The eclipse incident in the Odyssey is described as this in the paper:

"In the 20th book of the Odyssey, as the suitors are sitting down for their noontime meal, Athena "confounds their minds" (Od. xx.345) so that they start laughing uncontrollably and see their food spattered with blood. Then, the seer Theoclymenus makes a most remarkable speech foreseeing the death of the suitors and their entrance into Hades, ending in the phrase (xx.356) "The Sun has been obliterated from the sky, and an unlucky darkness invades the world." The word that we have translated as "invades,"had a connotation of "attacking suddenly or by surprise," the modus operandi of an eclipse"
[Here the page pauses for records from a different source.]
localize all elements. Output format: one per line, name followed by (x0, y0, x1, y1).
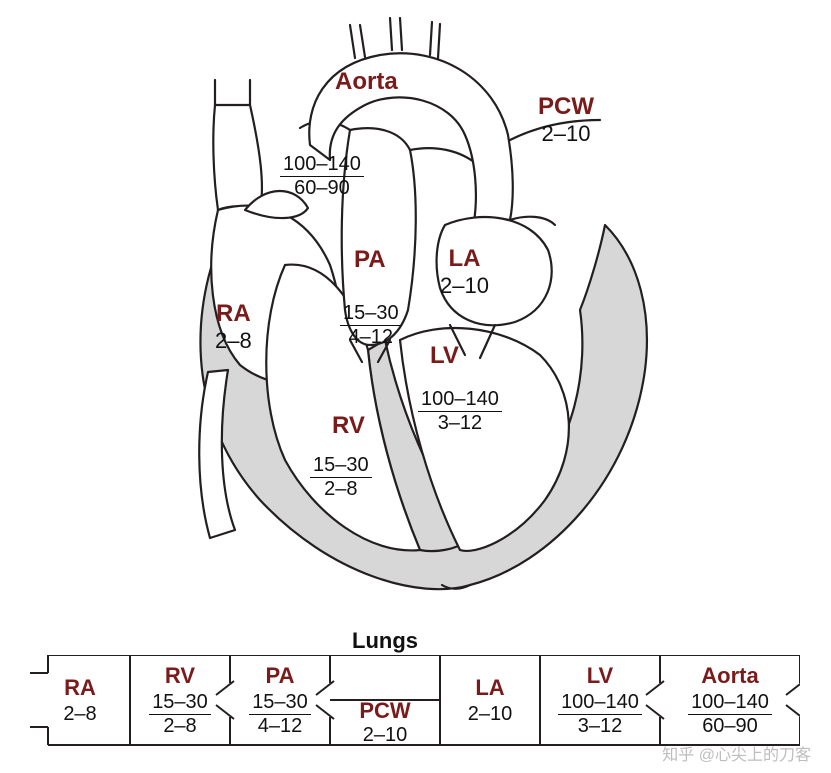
flow-cell-aorta: Aorta100–14060–90 (660, 655, 800, 745)
flow-cell-la: LA2–10 (440, 655, 540, 745)
flow-cell-rv: RV15–302–8 (130, 655, 230, 745)
watermark-text: 知乎 @心尖上的刀客 (662, 741, 811, 765)
page-root: Aorta PCW2–10 100–14060–90 PA LA2–10 15–304–1… (0, 0, 831, 773)
heart-frac-rv: 15–302–8 (310, 454, 372, 501)
heart-frac-aorta: 100–14060–90 (280, 153, 364, 200)
flow-cell-lv: LV100–1403–12 (540, 655, 660, 745)
flow-cell-pcw: PCW2–10 (330, 655, 440, 745)
heart-label-pcw: PCW2–10 (538, 93, 594, 147)
flow-lungs-label: Lungs (330, 629, 440, 653)
flow-diagram: LungsRA2–8RV15–302–8PA15–304–12PCW2–10LA… (30, 635, 800, 745)
heart-label-aorta: Aorta (335, 68, 398, 96)
heart-frac-pa: 15–304–12 (340, 302, 402, 349)
heart-label-la: LA2–10 (440, 245, 489, 299)
heart-label-lv: LV (430, 342, 459, 370)
heart-label-rv: RV (332, 412, 365, 440)
heart-label-ra: RA2–8 (215, 300, 252, 354)
flow-cell-pa: PA15–304–12 (230, 655, 330, 745)
heart-frac-lv: 100–1403–12 (418, 388, 502, 435)
flow-cell-ra: RA2–8 (30, 655, 130, 745)
heart-label-pa: PA (354, 246, 386, 274)
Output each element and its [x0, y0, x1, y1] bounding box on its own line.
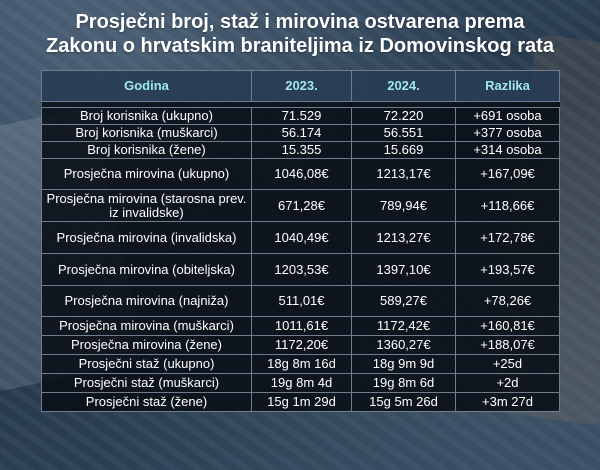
row-label: Prosječna mirovina (žene): [41, 335, 252, 355]
value-2024: 1172,42€: [351, 316, 456, 336]
value-2023: 15.355: [251, 141, 352, 159]
header-razlika: Razlika: [455, 70, 560, 102]
value-2024: 1213,27€: [351, 221, 456, 254]
table-row: Prosječna mirovina (obiteljska) 1203,53€ 1…: [41, 253, 560, 286]
row-label: Prosječni staž (ukupno): [41, 354, 252, 374]
title-line-1: Prosječni broj, staž i mirovina ostvaren…: [75, 11, 525, 33]
row-label: Broj korisnika (žene): [41, 141, 252, 159]
table-row: Broj korisnika (žene) 15.355 15.669 +314 os…: [41, 141, 560, 159]
table-row: Prosječna mirovina (muškarci) 1011,61€ 117…: [41, 316, 560, 336]
row-label: Broj korisnika (muškarci): [41, 124, 252, 142]
table-row: Prosječna mirovina (invalidska) 1040,49€ 1…: [41, 221, 560, 254]
value-2024: 19g 8m 6d: [351, 373, 456, 393]
value-2024: 72.220: [351, 107, 456, 125]
value-difference: +691 osoba: [455, 107, 560, 125]
value-2024: 1360,27€: [351, 335, 456, 355]
table-row: Prosječna mirovina (žene) 1172,20€ 1360,27…: [41, 335, 560, 355]
value-difference: +188,07€: [455, 335, 560, 355]
value-2024: 18g 9m 9d: [351, 354, 456, 374]
header-2023: 2023.: [251, 70, 352, 102]
table-row: Prosječni staž (ukupno) 18g 8m 16d 18g 9m …: [41, 354, 560, 374]
row-label: Prosječna mirovina (muškarci): [41, 316, 252, 336]
value-2023: 15g 1m 29d: [251, 392, 352, 412]
table-row: Prosječni staž (muškarci) 19g 8m 4d 19g 8m…: [41, 373, 560, 393]
table-body: Broj korisnika (ukupno) 71.529 72.220 +691 …: [41, 107, 560, 412]
table-row: Prosječna mirovina (starosna prev. iz in…: [41, 189, 560, 222]
value-2023: 511,01€: [251, 285, 352, 317]
value-2023: 671,28€: [251, 189, 352, 222]
value-difference: +25d: [455, 354, 560, 374]
table-row: Prosječni staž (žene) 15g 1m 29d 15g 5m 26…: [41, 392, 560, 412]
value-difference: +377 osoba: [455, 124, 560, 142]
value-2023: 1040,49€: [251, 221, 352, 254]
table-row: Broj korisnika (muškarci) 56.174 56.551 +37…: [41, 124, 560, 142]
row-label: Prosječna mirovina (starosna prev. iz in…: [41, 189, 252, 222]
value-difference: +2d: [455, 373, 560, 393]
value-2024: 1397,10€: [351, 253, 456, 286]
value-2023: 19g 8m 4d: [251, 373, 352, 393]
value-difference: +172,78€: [455, 221, 560, 254]
value-2024: 1213,17€: [351, 158, 456, 190]
row-label: Broj korisnika (ukupno): [41, 107, 252, 125]
value-2023: 1172,20€: [251, 335, 352, 355]
row-label: Prosječna mirovina (ukupno): [41, 158, 252, 190]
value-2023: 1203,53€: [251, 253, 352, 286]
statistics-table: Godina 2023. 2024. Razlika Broj korisnik…: [41, 70, 560, 412]
value-difference: +160,81€: [455, 316, 560, 336]
table-row: Broj korisnika (ukupno) 71.529 72.220 +691 …: [41, 107, 560, 125]
row-label: Prosječna mirovina (invalidska): [41, 221, 252, 254]
row-label: Prosječna mirovina (najniža): [41, 285, 252, 317]
value-2023: 18g 8m 16d: [251, 354, 352, 374]
value-difference: +193,57€: [455, 253, 560, 286]
value-2023: 56.174: [251, 124, 352, 142]
value-difference: +314 osoba: [455, 141, 560, 159]
table-row: Prosječna mirovina (ukupno) 1046,08€ 1213,…: [41, 158, 560, 190]
value-2023: 1011,61€: [251, 316, 352, 336]
table-row: Prosječna mirovina (najniža) 511,01€ 589,2…: [41, 285, 560, 317]
row-label: Prosječni staž (žene): [41, 392, 252, 412]
page-title: Prosječni broj, staž i mirovina ostvaren…: [0, 10, 600, 58]
value-2024: 589,27€: [351, 285, 456, 317]
value-difference: +167,09€: [455, 158, 560, 190]
row-label: Prosječni staž (muškarci): [41, 373, 252, 393]
value-difference: +3m 27d: [455, 392, 560, 412]
value-2024: 15.669: [351, 141, 456, 159]
value-difference: +118,66€: [455, 189, 560, 222]
header-godina: Godina: [41, 70, 252, 102]
value-2023: 1046,08€: [251, 158, 352, 190]
row-label: Prosječna mirovina (obiteljska): [41, 253, 252, 286]
value-2024: 789,94€: [351, 189, 456, 222]
header-2024: 2024.: [351, 70, 456, 102]
value-difference: +78,26€: [455, 285, 560, 317]
value-2024: 56.551: [351, 124, 456, 142]
value-2024: 15g 5m 26d: [351, 392, 456, 412]
table-header-row: Godina 2023. 2024. Razlika: [41, 70, 560, 102]
value-2023: 71.529: [251, 107, 352, 125]
title-line-2: Zakonu o hrvatskim braniteljima iz Domov…: [46, 35, 554, 57]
There's a rub, though, which is how the heck could Homer have known not just about the eclipse, but about the correlating astronomical phenomenon, when the Odyssey was written centuries after the events. As the authors themselves state:

"...our conjectural Homer would have had to be aware that there was an eclipse on a certain date and what the planets did on nearby dates. This is problematic enough, because the dates were centuries before his time; how this knowledge was acquired—we dare not conjecture, for all possibilities sound equally outlandish. Much research is needed before we can move beyond such speculations; we can only modestly hope to convince other scholars...to ponder if the remarkable coincidence described in this paper may in fact not be coincidental at all."

So in other words: "Woah, that's kinda cool. But maybe a coincidence". Still I find this exercise in the scientific method quite refreshing,thought provoking, and just plain fun.